Опомнившись, я кинула один кубик в чай.
— Не люблю, когда слишком сладко. Приторно как-то. — Я посмеялась, стараясь снять напряжение.
— Не любишь телячьи нежности, Сара О’Нил? — Майкл отставил чашку. Я вздрогнула от того, как он произнёс моё имя, и за это на себя злилась: почему так восприняла? Придумывала, или так всё и было на самом деле?
— Люблю баланс во всём. И я говорила про чай, — сделала акцент на последнем слове и немного отпила из чашки. Тёрнер рассмеялся.
— Конечно про чай. Я не думал ничего другого.
Мне было неловко. Когда же там это сохранение? Уверена, что Бобби уже может идти. Я нервно оглянулась на дверь, а вновь обратила взор на Майкла. Никогда не подумала бы, что буду с Тёрнером у себя на кухне чай пить. Вдруг мама вернётся? Вот будет до смерти рада такому гостю.

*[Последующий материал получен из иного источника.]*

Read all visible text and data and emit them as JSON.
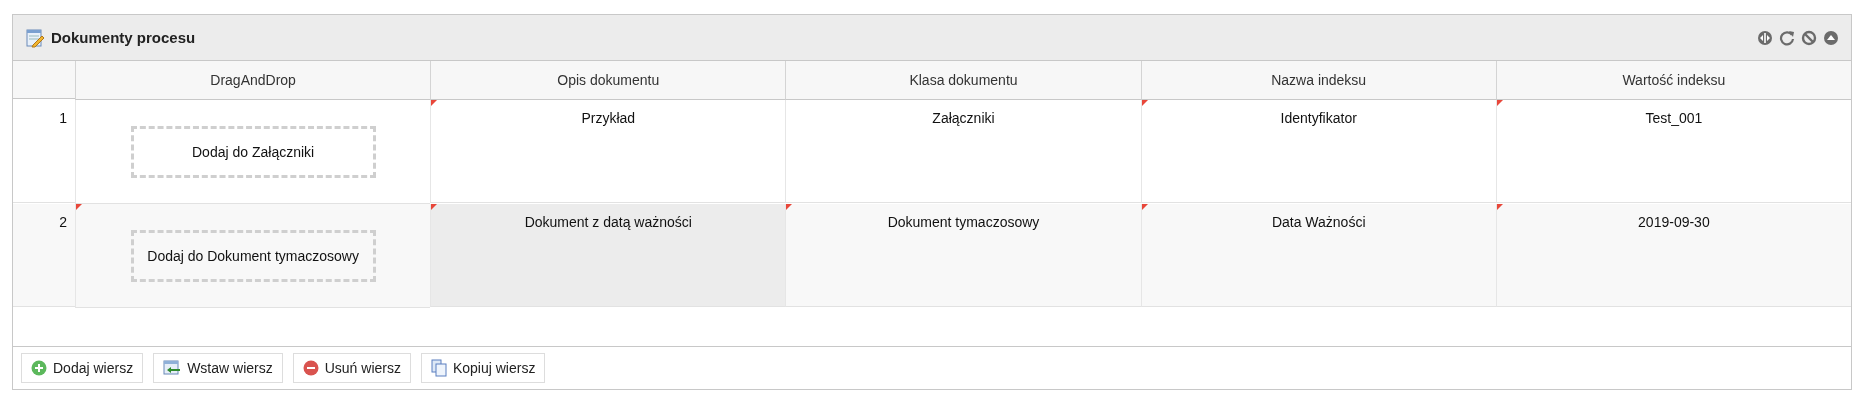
{
  "panel": {
    "title": "Dokumenty procesu"
  },
  "table": {
    "columns": [
      "DragAndDrop",
      "Opis dokumentu",
      "Klasa dokumentu",
      "Nazwa indeksu",
      "Wartość indeksu"
    ],
    "rows": [
      {
        "number": "1",
        "cells": [
          {
            "kind": "drop",
            "text": "Dodaj do Załączniki",
            "modified": false,
            "selected": false
          },
          {
            "kind": "text",
            "text": "Przykład",
            "modified": true,
            "selected": false
          },
          {
            "kind": "text",
            "text": "Załączniki",
            "modified": false,
            "selected": false
          },
          {
            "kind": "text",
            "text": "Identyfikator",
            "modified": true,
            "selected": false
          },
          {
            "kind": "text",
            "text": "Test_001",
            "modified": true,
            "selected": false
          }
        ]
      },
      {
        "number": "2",
        "cells": [
          {
            "kind": "drop",
            "text": "Dodaj do Dokument tymaczosowy",
            "modified": true,
            "selected": false
          },
          {
            "kind": "text",
            "text": "Dokument z datą ważności",
            "modified": true,
            "selected": true
          },
          {
            "kind": "text",
            "text": "Dokument tymaczosowy",
            "modified": true,
            "selected": false
          },
          {
            "kind": "text",
            "text": "Data Ważności",
            "modified": true,
            "selected": false
          },
          {
            "kind": "text",
            "text": "2019-09-30",
            "modified": true,
            "selected": false
          }
        ]
      }
    ]
  },
  "buttons": [
    {
      "label": "Dodaj wiersz",
      "kind": "add"
    },
    {
      "label": "Wstaw wiersz",
      "kind": "insert"
    },
    {
      "label": "Usuń wiersz",
      "kind": "remove"
    },
    {
      "label": "Kopiuj wiersz",
      "kind": "copy"
    }
  ]
}
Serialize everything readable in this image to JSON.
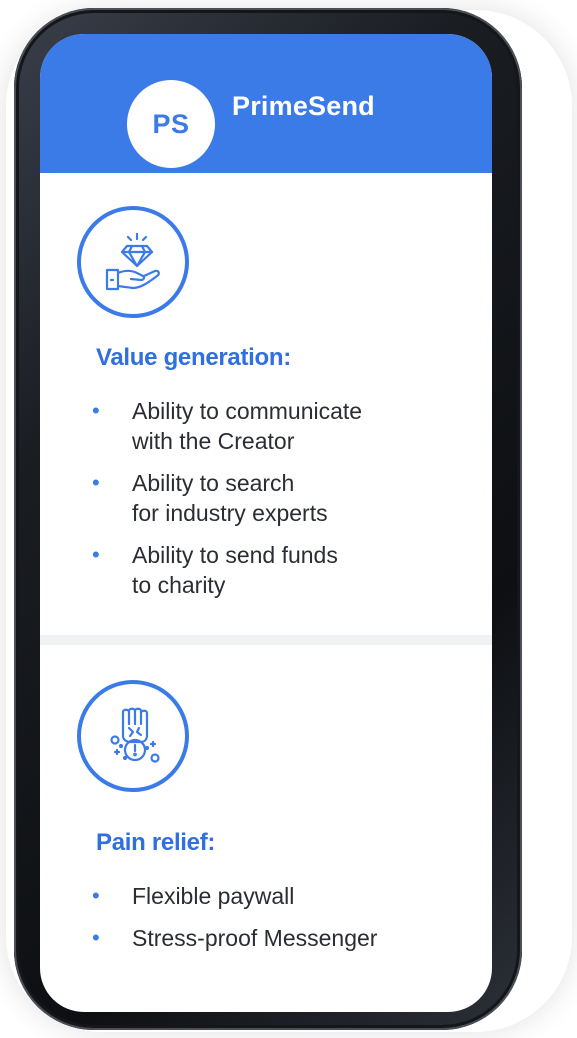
{
  "brand": {
    "initials": "PS",
    "name": "PrimeSend"
  },
  "colors": {
    "accent": "#3b7be8",
    "text": "#2a2d34"
  },
  "sections": [
    {
      "icon": "diamond-in-hand-icon",
      "title": "Value generation:",
      "items": [
        [
          "Ability to communicate",
          "with the Creator"
        ],
        [
          "Ability to search",
          "for industry experts"
        ],
        [
          "Ability to send funds",
          "to charity"
        ]
      ]
    },
    {
      "icon": "fist-with-badge-icon",
      "title": "Pain relief:",
      "items": [
        [
          "Flexible paywall"
        ],
        [
          "Stress-proof Messenger"
        ]
      ]
    }
  ],
  "bullet_glyph": "•"
}
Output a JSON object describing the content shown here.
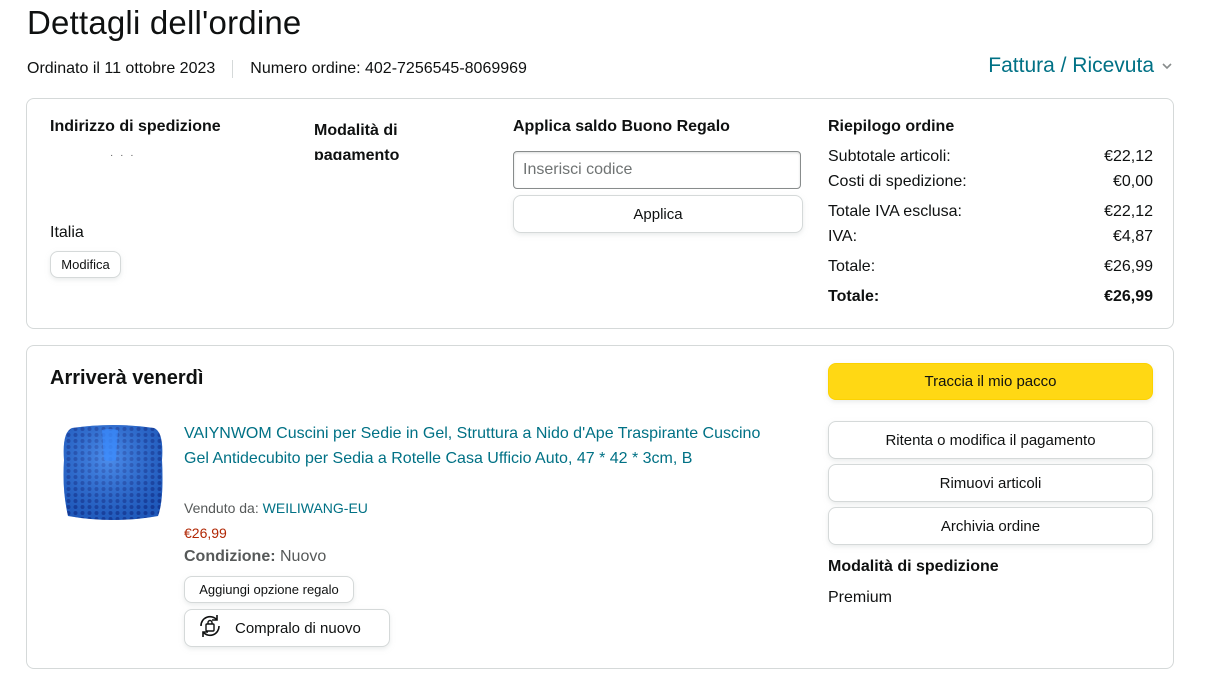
{
  "header": {
    "title": "Dettagli dell'ordine",
    "order_date": "Ordinato il 11 ottobre 2023",
    "order_number": "Numero ordine: 402-7256545-8069969",
    "invoice_link": "Fattura / Ricevuta"
  },
  "address": {
    "heading": "Indirizzo di spedizione",
    "redacted_line": "·   ·  ·",
    "country": "Italia",
    "edit_label": "Modifica"
  },
  "payment": {
    "heading": "Modalità di pagamento"
  },
  "gift_card": {
    "heading": "Applica saldo Buono Regalo",
    "placeholder": "Inserisci codice",
    "apply_label": "Applica"
  },
  "summary": {
    "heading": "Riepilogo ordine",
    "rows": [
      {
        "label": "Subtotale articoli:",
        "value": "€22,12"
      },
      {
        "label": "Costi di spedizione:",
        "value": "€0,00"
      },
      {
        "label": "Totale IVA esclusa:",
        "value": "€22,12"
      },
      {
        "label": "IVA:",
        "value": "€4,87"
      },
      {
        "label": "Totale:",
        "value": "€26,99"
      },
      {
        "label": "Totale:",
        "value": "€26,99"
      }
    ]
  },
  "shipment": {
    "arrival": "Arriverà venerdì",
    "product": {
      "title": "VAIYNWOM Cuscini per Sedie in Gel, Struttura a Nido d'Ape Traspirante Cuscino Gel Antidecubito per Sedia a Rotelle Casa Ufficio Auto, 47 * 42 * 3cm, B",
      "sold_by_label": "Venduto da:",
      "seller": "WEILIWANG-EU",
      "price": "€26,99",
      "condition_label": "Condizione:",
      "condition_value": "Nuovo",
      "gift_option_label": "Aggiungi opzione regalo",
      "buy_again_label": "Compralo di nuovo"
    },
    "actions": {
      "track": "Traccia il mio pacco",
      "retry_payment": "Ritenta o modifica il pagamento",
      "remove_items": "Rimuovi articoli",
      "archive_order": "Archivia ordine"
    },
    "shipping_method_heading": "Modalità di spedizione",
    "shipping_method": "Premium"
  },
  "colors": {
    "link": "#007185",
    "price": "#b12704",
    "primary_button": "#ffd814",
    "border": "#d5d9d9"
  },
  "icons": [
    "chevron-down-icon",
    "buy-again-icon",
    "product-thumbnail"
  ]
}
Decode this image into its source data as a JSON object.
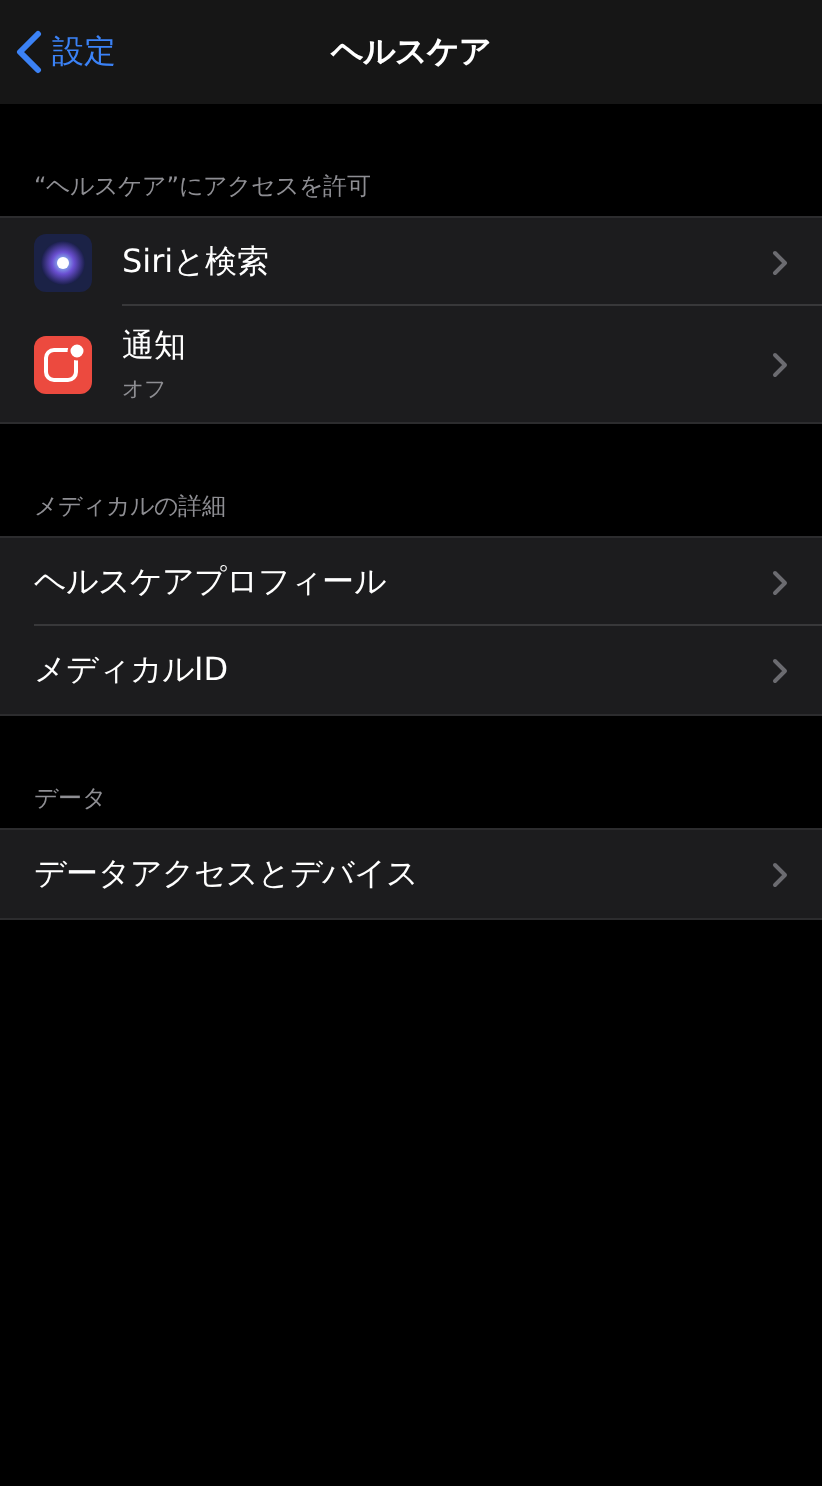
{
  "nav": {
    "back": "設定",
    "title": "ヘルスケア"
  },
  "sections": [
    {
      "header": "“ヘルスケア”にアクセスを許可",
      "items": [
        {
          "label": "Siriと検索",
          "kind": "siri"
        },
        {
          "label": "通知",
          "subtitle": "オフ",
          "kind": "notifications"
        }
      ]
    },
    {
      "header": "メディカルの詳細",
      "items": [
        {
          "label": "ヘルスケアプロフィール"
        },
        {
          "label": "メディカルID"
        }
      ]
    },
    {
      "header": "データ",
      "items": [
        {
          "label": "データアクセスとデバイス"
        }
      ]
    }
  ]
}
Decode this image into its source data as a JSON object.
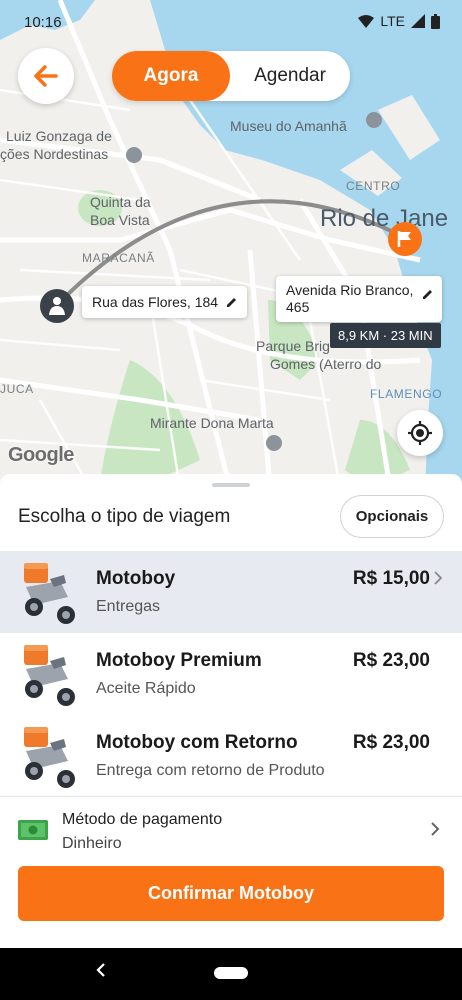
{
  "status_bar": {
    "time": "10:16",
    "network": "LTE"
  },
  "header": {
    "mode_now": "Agora",
    "mode_schedule": "Agendar"
  },
  "map": {
    "labels": {
      "museu": "Museu do Amanhã",
      "luiz_1": "Luiz Gonzaga de",
      "luiz_2": "ções Nordestinas",
      "centro": "CENTRO",
      "quinta_1": "Quinta da",
      "quinta_2": "Boa Vista",
      "rio": "Rio de Jane",
      "maracana": "MARACANÃ",
      "parque_1": "Parque Brig",
      "parque_2": "Gomes (Aterro do",
      "juca": "JUCA",
      "flamengo": "FLAMENGO",
      "mirante": "Mirante Dona Marta"
    },
    "origin_address": "Rua das Flores, 184",
    "destination_address": "Avenida Rio Branco, 465",
    "route_info": "8,9 KM · 23 MIN",
    "attribution": "Google"
  },
  "sheet": {
    "title": "Escolha o tipo de viagem",
    "options_label": "Opcionais",
    "rides": [
      {
        "name": "Motoboy",
        "description": "Entregas",
        "price": "R$ 15,00",
        "selected": true
      },
      {
        "name": "Motoboy Premium",
        "description": "Aceite Rápido",
        "price": "R$ 23,00",
        "selected": false
      },
      {
        "name": "Motoboy com Retorno",
        "description": "Entrega com retorno de Produto",
        "price": "R$ 23,00",
        "selected": false
      }
    ],
    "payment": {
      "title": "Método de pagamento",
      "value": "Dinheiro",
      "icon": "cash-icon"
    },
    "confirm_label": "Confirmar Motoboy"
  },
  "colors": {
    "accent": "#f97316",
    "selected_row": "#e7eaf1",
    "water": "#a6d7ef",
    "park": "#c8e6c1"
  }
}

— О чём думаешь? — Он наклонил голову.
— Да о том, что, если мама придёт, а у нас Майкл Тёрнер чай пьёт. — Я хохотнула, представив это. Картина маслом: мать гонит от своей дочери очередного жениха.
— Весело будет, — подтвердил Майкл, как будто подумав о том же. — Неужели и ты плохо думаешь обо мне?
Я встала и забрала чашки со стола, чтобы отвлечься. Всё равно я больше чай не буду, а Тёрнер допил.
— Ты не спросила, хочу ли я ещё, — схватил он свою чашку, которую я держала.
Почувствовала, как Майкл дотронулся до моих пальцев своими, и мне захотелось выдернуть руку, но боялась разбить чашку.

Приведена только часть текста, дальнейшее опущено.